The binomial distribution then has 2 parameters: $n$ and $p$, where $n$ is the number of independent experiments.

The binomial and hypergeometric distribution describe the number of successes in a fixed number, independent repetitions of Bernoulli experiments. The negative binomial and geometric distribution describe the number of independent repetitions to a fixed number of successes. The geometric distribution is a special case of the negative-binomial distribution.

To be more specific, the geometric distribution is the probability for which trial the first successful Bernoulli experiment will occur on. The more general version of this is the negative binomial distribution which is the probability for which trial the nth success will occur on.

1. Let's take a look at the classic coin flipping case.

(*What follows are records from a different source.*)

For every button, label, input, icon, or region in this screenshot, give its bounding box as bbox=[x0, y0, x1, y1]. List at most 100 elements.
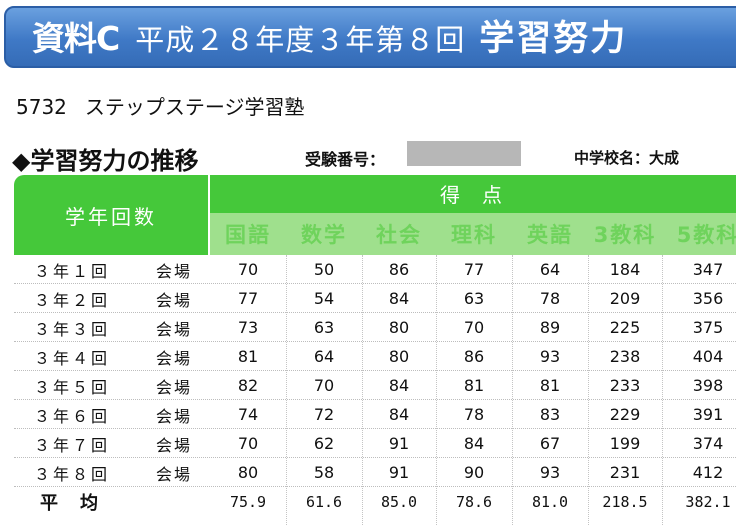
score-cell: 84 bbox=[388, 376, 410, 395]
score-cell: 84 bbox=[388, 289, 410, 308]
score-cell: 77 bbox=[463, 260, 485, 279]
score-cell: 84 bbox=[388, 405, 410, 424]
score-cell: 72 bbox=[313, 405, 335, 424]
venue-label: 会場 bbox=[155, 377, 192, 397]
score-cell: 64 bbox=[539, 260, 561, 279]
score-cell: 67 bbox=[539, 434, 561, 453]
score-cell: 225 bbox=[609, 318, 641, 337]
score-cell: 86 bbox=[388, 260, 410, 279]
exam-number-redacted bbox=[407, 141, 521, 166]
venue-label: 会場 bbox=[155, 261, 192, 281]
row-label: ３年１回 bbox=[34, 261, 111, 281]
score-cell: 375 bbox=[692, 318, 724, 337]
junior-high-label: 中学校名：大成 bbox=[574, 149, 680, 167]
school-code: 5732 bbox=[16, 95, 67, 119]
score-cell: 233 bbox=[609, 376, 641, 395]
exam-number-label: 受験番号： bbox=[305, 150, 386, 169]
score-cell: 62 bbox=[313, 434, 335, 453]
score-cell: 91 bbox=[388, 434, 410, 453]
table-body: ３年１回 会場 70 50 86 77 64 184 347 ３年２回 会場 77 54 84 63 78 20… bbox=[14, 255, 736, 525]
row-label: ３年５回 bbox=[34, 377, 111, 397]
table-row: ３年７回 会場 70 62 91 84 67 199 374 bbox=[14, 429, 736, 458]
venue-label: 会場 bbox=[155, 435, 192, 455]
score-cell: 85.0 bbox=[380, 492, 418, 511]
subject-header: 数学 bbox=[301, 223, 347, 247]
venue-label: 会場 bbox=[155, 319, 192, 339]
score-cell: 209 bbox=[609, 289, 641, 308]
score-cell: 404 bbox=[692, 347, 724, 366]
score-cell: 238 bbox=[609, 347, 641, 366]
score-cell: 77 bbox=[237, 289, 259, 308]
score-cell: 78 bbox=[539, 289, 561, 308]
venue-label: 会場 bbox=[155, 290, 192, 310]
score-cell: 80 bbox=[388, 347, 410, 366]
score-cell: 89 bbox=[539, 318, 561, 337]
score-cell: 64 bbox=[313, 347, 335, 366]
score-cell: 50 bbox=[313, 260, 335, 279]
score-cell: 356 bbox=[692, 289, 724, 308]
table-row: ３年３回 会場 73 63 80 70 89 225 375 bbox=[14, 313, 736, 342]
column-divider bbox=[436, 255, 438, 525]
banner-title: 学習努力 bbox=[479, 19, 628, 59]
banner-exam: 平成２８年度３年第８回 bbox=[135, 23, 466, 57]
score-table: 学年回数 得点 国語 数学 社会 理科 英語 3教科 5教科 ３年１回 会場 70 50 86 77 6… bbox=[14, 175, 736, 525]
score-cell: 83 bbox=[539, 405, 561, 424]
score-cell: 398 bbox=[692, 376, 724, 395]
score-cell: 75.9 bbox=[229, 492, 267, 511]
score-cell: 73 bbox=[237, 318, 259, 337]
column-divider bbox=[362, 255, 364, 525]
banner-text: 資料C 平成２８年度３年第８回 学習努力 bbox=[32, 22, 627, 57]
table-row: ３年５回 会場 82 70 84 81 81 233 398 bbox=[14, 371, 736, 400]
score-cell: 70 bbox=[463, 318, 485, 337]
school-name: ステップステージ学習塾 bbox=[84, 95, 305, 119]
venue-label: 会場 bbox=[155, 348, 192, 368]
subject-header: 社会 bbox=[376, 223, 422, 247]
score-cell: 74 bbox=[237, 405, 259, 424]
header-divider bbox=[208, 175, 210, 255]
score-cell: 347 bbox=[692, 260, 724, 279]
table-row: ３年４回 会場 81 64 80 86 93 238 404 bbox=[14, 342, 736, 371]
venue-label: 会場 bbox=[155, 406, 192, 426]
score-cell: 199 bbox=[609, 434, 641, 453]
subject-header: 3教科 bbox=[593, 223, 657, 247]
score-cell: 90 bbox=[463, 463, 485, 482]
score-cell: 58 bbox=[313, 463, 335, 482]
school-line: 5732 ステップステージ学習塾 bbox=[16, 91, 305, 120]
section-title: ◆学習努力の推移 bbox=[12, 147, 199, 175]
score-cell: 184 bbox=[609, 260, 641, 279]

A) What's the probability that the first success occurs on the 1st trial? (Yes its that intuitive.)

#Your answer here

B) What's the probability that the first success occurs on the 2nd trial?
(Hint: Think of all the possible scenarios: Either the success occured on the first trial, the success occurred on the second trial, or there still was no success. These three scenarios should encompass all possible scenarios and thus have a total probability of 1. Calculate the probability that the first trial was successful. Calculate the probability that neither the first nor second trial was successful. It should now be straightforward to calculate the final scenario: that the second trial was the original success.)

#Your answer here

C) What's the probability that the first success occurs on the 3rd trial? The 5th?

#Your answer here

2. Geometric Function

Now write a probability distribution function for a random variable y. The function should take in the probability, p of the success of an individual Bernoulli experiment. (In our previous coin flipping example, p=0.5.)

def geometric_dist(y,p):
    """y is a discrete random variable. It should be an integer that is greater then zero.
    p is the probability of a success for the Bernoulli experiment to be conducted.
    This function should return the probability that the first successful Bernoulli experiment will occur on the yth trial."""
    prob = #The probability that the first successful bernoulli experiment occurs on the yth trial.
    return prob

3. Product Failures

Assume that the probability of a product working is 95%. Before shipping the products, the manufacturer is checking each product for defects. What is the probability that the 10th product checked is the first defective one found?

#Code and answer here
prob = 

4. Product Failures take 2

In many cases, a manufacturer might only test a sample of the products for defaults. Assuming 95% of the products do indeed work, what is the probability that in testing 20 units, that none will be defective?

#Code and answer here
prob = 

5. Consumer Profiling

A previous sample showed that 70% of U.S. shoppers prefer to buy groceries in store as compared to online.
Calculate the probability that the 6th person interviewed is the first to prefer to buy groceries online.

#Code and answer here
prob = 

6. Consumer Profiling 2

What is the probability that at least 6 people have to be interviewed before finding someone who prefers to buy groceries online? (Assuming the statistic is true.)

#Code and answer here
prob = 

Summary

Awesome, you've now learned about many use cases for the geometric and negative binomial distribution!